The recon satellites made it all hideously clear on her display screen, and she watched sickly as Bolo Invincibilis, Unit Two-Three-Baker-Zero-Zero-Seven-Five NKE, charged into the teeth of her enemies’ fire. Some of the mercenary tanks were lasting long enough to fire back, and they blew great, gaping wounds in Nike’s ceramic appliques. Their Hellbores were far lighter than her own, but she had only one left, and scores of them fired back at her, pounding her towards destruction. Her infinite repeaters flashed and thundered, infantry AFVs and air-cav stingers blew apart or plunged from the sky in fiery rain, and screaming clouds of flechettes belched from her anti-personnel clusters. Her forward suspension took a direct hit, and she blew the crippled tread and advanced on bare bogies. A Panther broke from concealment directly in her path, fleeing desperately, and her course changed slightly as she rammed the smaller tank and crushed it like a toy.

She was a Titan, a leviathan wreathed in fire, a dying lioness rending the hyenas who’d killed her cubs with her final strength, and not even the recon satellites could pierce the smoke about her now or show her to Gonzalez clearly, but it didn’t matter. Even if the systems could have done so, the colonel could no longer see the display through her tears, yet she would never forget. No man or woman who saw Nike’s final battle would ever forget, and even as the Bolo charged to her own immolation, Consuela Gonzalez heard her soprano voice over the com, whispering the final verse of Paul Merrit’s favorite poem to the unhearing ears of the man she’d loved The woods are lovely, dark and deep. But I have promises to keep, And miles to go before I sleep, And miles to go before I sleep…

The Traitor

Cold, bone-dry winter wind moaned as the titanic vehicle rumbled down the valley at a steady fifty kilometers per hour. Eight independent suspensions, four forward and four aft, spread across the full width of its gigantic hull, supported it, and each ten-meter-wide track sank deep into the soil of the valley floor. A dense cloud of dust-talcum-fine, abrasive, and choking as death-plumed up from road wheels five meters high, but the moving mountain’s thirty-meter-high turret thrust its Hellbore clear of the churning cocoon. For all its size and power, it moved with unearthly quiet, and the only sounds were the whine of the wind, the soft purr of fusion-powered drive trains, the squeak of bogies, and the muted clatter of track links.
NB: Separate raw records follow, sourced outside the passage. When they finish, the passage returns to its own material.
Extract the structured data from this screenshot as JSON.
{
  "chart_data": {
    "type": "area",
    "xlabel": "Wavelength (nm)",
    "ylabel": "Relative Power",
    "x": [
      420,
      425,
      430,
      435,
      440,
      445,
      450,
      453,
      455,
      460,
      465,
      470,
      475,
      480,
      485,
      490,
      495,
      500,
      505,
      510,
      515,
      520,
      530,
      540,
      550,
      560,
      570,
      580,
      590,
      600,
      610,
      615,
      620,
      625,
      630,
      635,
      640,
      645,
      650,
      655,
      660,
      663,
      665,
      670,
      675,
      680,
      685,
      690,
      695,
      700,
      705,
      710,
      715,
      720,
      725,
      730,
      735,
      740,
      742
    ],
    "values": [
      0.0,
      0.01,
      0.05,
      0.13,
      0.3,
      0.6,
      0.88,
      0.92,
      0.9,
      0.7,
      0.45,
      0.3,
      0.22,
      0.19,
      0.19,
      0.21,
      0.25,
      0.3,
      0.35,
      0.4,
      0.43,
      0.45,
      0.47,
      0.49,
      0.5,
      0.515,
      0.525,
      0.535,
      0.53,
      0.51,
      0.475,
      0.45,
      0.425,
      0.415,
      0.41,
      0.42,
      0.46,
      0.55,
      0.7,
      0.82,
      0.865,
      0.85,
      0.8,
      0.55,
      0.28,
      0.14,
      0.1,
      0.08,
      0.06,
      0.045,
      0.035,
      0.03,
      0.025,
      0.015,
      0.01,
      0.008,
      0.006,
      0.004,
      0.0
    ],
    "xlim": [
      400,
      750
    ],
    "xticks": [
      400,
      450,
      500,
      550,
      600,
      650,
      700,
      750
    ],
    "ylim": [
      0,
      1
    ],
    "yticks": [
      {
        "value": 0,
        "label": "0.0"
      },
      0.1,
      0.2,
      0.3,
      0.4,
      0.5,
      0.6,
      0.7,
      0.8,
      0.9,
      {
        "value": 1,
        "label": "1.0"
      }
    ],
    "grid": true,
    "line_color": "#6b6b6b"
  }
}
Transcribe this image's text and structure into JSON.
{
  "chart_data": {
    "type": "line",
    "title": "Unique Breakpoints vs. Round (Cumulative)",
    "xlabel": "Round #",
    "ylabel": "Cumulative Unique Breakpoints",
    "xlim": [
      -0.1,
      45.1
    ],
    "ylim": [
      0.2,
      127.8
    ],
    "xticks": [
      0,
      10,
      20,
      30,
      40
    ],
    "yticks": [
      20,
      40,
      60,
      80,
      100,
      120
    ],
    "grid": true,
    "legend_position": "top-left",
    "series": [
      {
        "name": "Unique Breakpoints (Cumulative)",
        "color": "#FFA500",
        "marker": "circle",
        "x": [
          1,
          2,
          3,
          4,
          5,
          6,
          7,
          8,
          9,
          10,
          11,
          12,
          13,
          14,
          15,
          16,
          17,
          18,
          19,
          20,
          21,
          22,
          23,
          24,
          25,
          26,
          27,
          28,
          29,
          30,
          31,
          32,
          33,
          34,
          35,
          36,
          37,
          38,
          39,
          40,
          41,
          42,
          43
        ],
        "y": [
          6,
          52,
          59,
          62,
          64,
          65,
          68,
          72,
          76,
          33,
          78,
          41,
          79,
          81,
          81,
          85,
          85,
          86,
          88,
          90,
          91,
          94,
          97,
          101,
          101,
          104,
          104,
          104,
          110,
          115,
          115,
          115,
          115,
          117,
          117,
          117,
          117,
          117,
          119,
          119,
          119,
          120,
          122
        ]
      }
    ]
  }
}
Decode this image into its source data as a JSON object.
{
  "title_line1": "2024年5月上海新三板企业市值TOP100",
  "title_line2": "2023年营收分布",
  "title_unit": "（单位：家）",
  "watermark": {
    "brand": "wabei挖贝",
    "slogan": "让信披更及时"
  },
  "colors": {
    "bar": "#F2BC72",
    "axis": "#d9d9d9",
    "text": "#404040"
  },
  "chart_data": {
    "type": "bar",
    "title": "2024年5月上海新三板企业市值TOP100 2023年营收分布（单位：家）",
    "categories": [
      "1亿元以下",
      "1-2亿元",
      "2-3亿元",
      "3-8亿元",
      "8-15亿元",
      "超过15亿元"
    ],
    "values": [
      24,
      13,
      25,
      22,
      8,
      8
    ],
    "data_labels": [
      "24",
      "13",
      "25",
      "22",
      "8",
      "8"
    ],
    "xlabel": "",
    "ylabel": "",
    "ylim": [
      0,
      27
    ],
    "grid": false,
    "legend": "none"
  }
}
The Bolo ground forward, sensor heads swiveling, and the earth trembled with its passing. It rolled through thin, blowing smoke and the stench of high explosives with ponderous menace, altering course only to avoid the deepest craters and the twisted wrecks of alien fighting vehicles. In most places, those wrecks lay only in ones and twos; in others, they were heaped in shattered breastworks, clustered so thickly it was impossible to bypass them. When that happened, the eerie quiet of the Bolo’s advance vanished into the screaming anguish of crushing alloy as it forged straight ahead, trampling them under its thirteen thousand tons of death and destruction.

It reached an obstacle too large even for it to scale. Only a trained eye could have identified that torn and blasted corpse as another Bolo, turned broadside on to block the Enemy’s passage even in death, wrecked Hellbore still trained down the valley, missile cell hatches open on empty wells which had exhausted their ammunition. Fifteen enemy vehicles lay dead before it, mute testimony to the ferocity of its last stand, but the living Bolo didn’t even pause. There was no point, for the dead Bolo’s incandescent duralloy hull radiated the waste heat of the failing fusion bottle which had disemboweled it. Not even its unimaginably well-armored Survival Center could have survived, and the living Bolo simply altered heading to squeeze past it. Igneous rock cried out in pain as a moving, armored flank scraped the valley face on one side, and the dead Bolo shuddered on the other as its brother’s weight shouldered it aside.